Seconds later a side door opened. She walked out, petite and slim, wearing a long woolly jumper, pale jeans, trainers and a thatch of straw-coloured hair tucked into the neck of her woolly.

She was in the middle of a life-art class in the squat. She was the life art.

Cat returned, stripped naked and climbed into the well of the window to pose. Artists resumed their brush strokes, woolly jumper no more.

From another room, the sound of a guitar being plucked leaked through, finger style with an easy tempo and an echo – there wasn’t enough furniture to absorb the sound. A smell of sweet tobacco filled the air. Candles burned.

Cat switched to another pose, moving from relaxed to the acrobatic with effortless ease. She tumbled into the wall arms first to perform a handstand, naked.

She said she’d hold the position for as long as she could. Her hair fell down around her face and painters scribbled furiously until she fell down too.

In the next room a long table was laid out with biscuits, fairy cakes, a kettle and some mugs. An activity timetable was stuck to the wall, six foot long by three foot wide – laughter yoga, still-life poetry, media training. That type of thing.

Cat made tea and dressed now, went downstairs to get some milk. The stairwell was dark and the steps, nothing but cold bare concrete. Power cables hung low enough to dip under. Electricity was being brought in from outside. The building had been stripped of its power points long before they arrived six months ago.

In the kitchen a girl with blue hair was making port; lots of port, boiling it up in a big cauldron. It was a full moon tonight after all. In the oven, a quiche was baking, retrieved from a food skip used by the supermarket giant, Iceland.

Upstairs on the wall, a list carried the street locations of food skips used by Marks and Spencer, Sainsburys and Waitrose.

A teaching assistant, with a quiet manner was reviewing her work from the still life class. Four art sheets for four different poses of Cat. A Malaysian man with big teeth and long hair asked if she had ever drawn an Octopus. “They’re pretty cool,” he declared, lighting a joint.

Upstairs, Cat pointed to where people slept, on mattresses, on a floor made from a carpet of shoes and a tangle of clothes.

In the corner loomed a coffin. Someone had squatted an old funeral parlour.

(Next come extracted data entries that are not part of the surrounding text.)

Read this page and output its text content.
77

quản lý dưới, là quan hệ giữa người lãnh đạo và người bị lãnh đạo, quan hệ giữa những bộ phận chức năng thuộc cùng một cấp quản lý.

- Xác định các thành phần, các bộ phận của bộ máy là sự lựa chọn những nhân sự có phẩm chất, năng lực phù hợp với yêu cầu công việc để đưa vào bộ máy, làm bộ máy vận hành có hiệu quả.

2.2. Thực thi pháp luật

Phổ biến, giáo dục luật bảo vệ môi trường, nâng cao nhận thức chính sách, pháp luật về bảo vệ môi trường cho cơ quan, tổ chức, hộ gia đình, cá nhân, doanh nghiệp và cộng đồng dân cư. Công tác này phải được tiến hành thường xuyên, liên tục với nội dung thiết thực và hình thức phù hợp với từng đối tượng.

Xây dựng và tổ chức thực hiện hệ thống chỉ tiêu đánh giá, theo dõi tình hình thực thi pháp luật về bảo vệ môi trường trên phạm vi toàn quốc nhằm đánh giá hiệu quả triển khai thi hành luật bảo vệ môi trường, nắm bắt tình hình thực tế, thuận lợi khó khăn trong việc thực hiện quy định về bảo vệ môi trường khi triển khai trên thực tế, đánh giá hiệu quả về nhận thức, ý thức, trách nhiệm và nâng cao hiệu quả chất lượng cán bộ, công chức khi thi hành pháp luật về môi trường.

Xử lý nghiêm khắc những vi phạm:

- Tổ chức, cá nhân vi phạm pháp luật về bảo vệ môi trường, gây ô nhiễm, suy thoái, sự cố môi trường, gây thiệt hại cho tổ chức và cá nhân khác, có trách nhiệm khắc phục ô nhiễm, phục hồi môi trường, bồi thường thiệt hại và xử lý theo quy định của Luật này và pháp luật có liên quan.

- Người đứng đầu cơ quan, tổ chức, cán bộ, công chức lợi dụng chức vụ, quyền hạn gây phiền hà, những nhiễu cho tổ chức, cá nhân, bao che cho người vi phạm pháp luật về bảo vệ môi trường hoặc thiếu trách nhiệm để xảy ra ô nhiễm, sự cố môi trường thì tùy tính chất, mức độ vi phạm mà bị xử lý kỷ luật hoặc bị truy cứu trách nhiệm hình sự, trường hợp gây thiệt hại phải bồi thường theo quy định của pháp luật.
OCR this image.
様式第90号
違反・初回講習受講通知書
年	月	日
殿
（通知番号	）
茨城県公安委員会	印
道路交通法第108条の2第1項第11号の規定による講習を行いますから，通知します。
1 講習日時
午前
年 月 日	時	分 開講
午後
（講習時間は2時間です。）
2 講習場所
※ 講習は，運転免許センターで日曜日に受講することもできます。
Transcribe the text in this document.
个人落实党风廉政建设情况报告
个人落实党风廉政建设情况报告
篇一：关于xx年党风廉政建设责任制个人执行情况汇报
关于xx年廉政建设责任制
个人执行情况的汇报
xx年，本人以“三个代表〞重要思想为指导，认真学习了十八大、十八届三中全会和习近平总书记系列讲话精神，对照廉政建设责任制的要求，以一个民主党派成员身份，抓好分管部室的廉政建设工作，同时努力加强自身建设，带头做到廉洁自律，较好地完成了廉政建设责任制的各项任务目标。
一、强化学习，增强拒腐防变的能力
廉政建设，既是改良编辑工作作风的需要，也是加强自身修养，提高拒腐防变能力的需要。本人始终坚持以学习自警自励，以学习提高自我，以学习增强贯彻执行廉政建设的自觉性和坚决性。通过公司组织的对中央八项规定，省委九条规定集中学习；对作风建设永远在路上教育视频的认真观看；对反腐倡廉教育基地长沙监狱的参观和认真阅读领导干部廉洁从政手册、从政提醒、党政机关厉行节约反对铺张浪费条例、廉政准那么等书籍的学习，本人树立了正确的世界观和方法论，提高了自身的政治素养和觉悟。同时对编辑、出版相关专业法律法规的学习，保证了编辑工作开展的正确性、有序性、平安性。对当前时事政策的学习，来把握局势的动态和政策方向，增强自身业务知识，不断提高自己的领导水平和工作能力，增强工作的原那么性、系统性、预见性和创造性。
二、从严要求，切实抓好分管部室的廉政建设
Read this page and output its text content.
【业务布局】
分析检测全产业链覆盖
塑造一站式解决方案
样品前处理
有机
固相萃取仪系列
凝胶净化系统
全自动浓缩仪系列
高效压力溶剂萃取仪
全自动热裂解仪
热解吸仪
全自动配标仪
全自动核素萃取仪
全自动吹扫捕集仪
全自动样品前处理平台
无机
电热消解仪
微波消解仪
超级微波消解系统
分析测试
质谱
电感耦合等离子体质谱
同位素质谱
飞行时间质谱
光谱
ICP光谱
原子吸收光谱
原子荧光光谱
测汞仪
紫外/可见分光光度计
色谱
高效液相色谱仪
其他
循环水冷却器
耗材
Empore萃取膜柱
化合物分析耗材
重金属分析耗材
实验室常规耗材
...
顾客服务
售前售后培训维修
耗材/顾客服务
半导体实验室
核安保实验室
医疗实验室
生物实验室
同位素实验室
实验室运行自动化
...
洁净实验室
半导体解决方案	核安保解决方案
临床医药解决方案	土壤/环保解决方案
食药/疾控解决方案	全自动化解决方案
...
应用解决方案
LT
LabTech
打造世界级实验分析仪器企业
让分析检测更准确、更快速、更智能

The coffin, well, it was a souvenir brought along for the ride.

In the corner a man slept, curled up in the clutter.

There was a poetry workshop starting on the fifth floor – the rooftop, my reason for being here. By now, it kinda felt like I needed one by now.

I decided to pass on shaving in the morning, but I stood out as a member of society, as society is typically defined.

I didn’t look like I was going to drop out. I didn’t look like somebody who would typically drop in either. Not to a happening squat building toward a full moon party.

Some guy landed on the roof top with curly hair and words of performance advice he learned at stage school.

“Recite it aloud like it is someone else’s work,” he declared.  Some girl call Shaa with dreadlocks, cooed and giggled at the sight of two pigeons pecking at one another, kissing she called it.  A menacing looking northerner stared out across the cityscape and declared that he “loved the smell of Napalm in the morning,” when encouraged to introduce some sensory adjectives to his poetry.

Pound-for-pound he was the squat’s best example of non-conformity, all shaved head and Doc Martin boots.

“Iambic pentameter,” he announced, to no one in particular and he strummed a chord of his guitar to highlight what he had just said, like a drummer crashing his symbol.

Squat-life in London! Just a glimpse.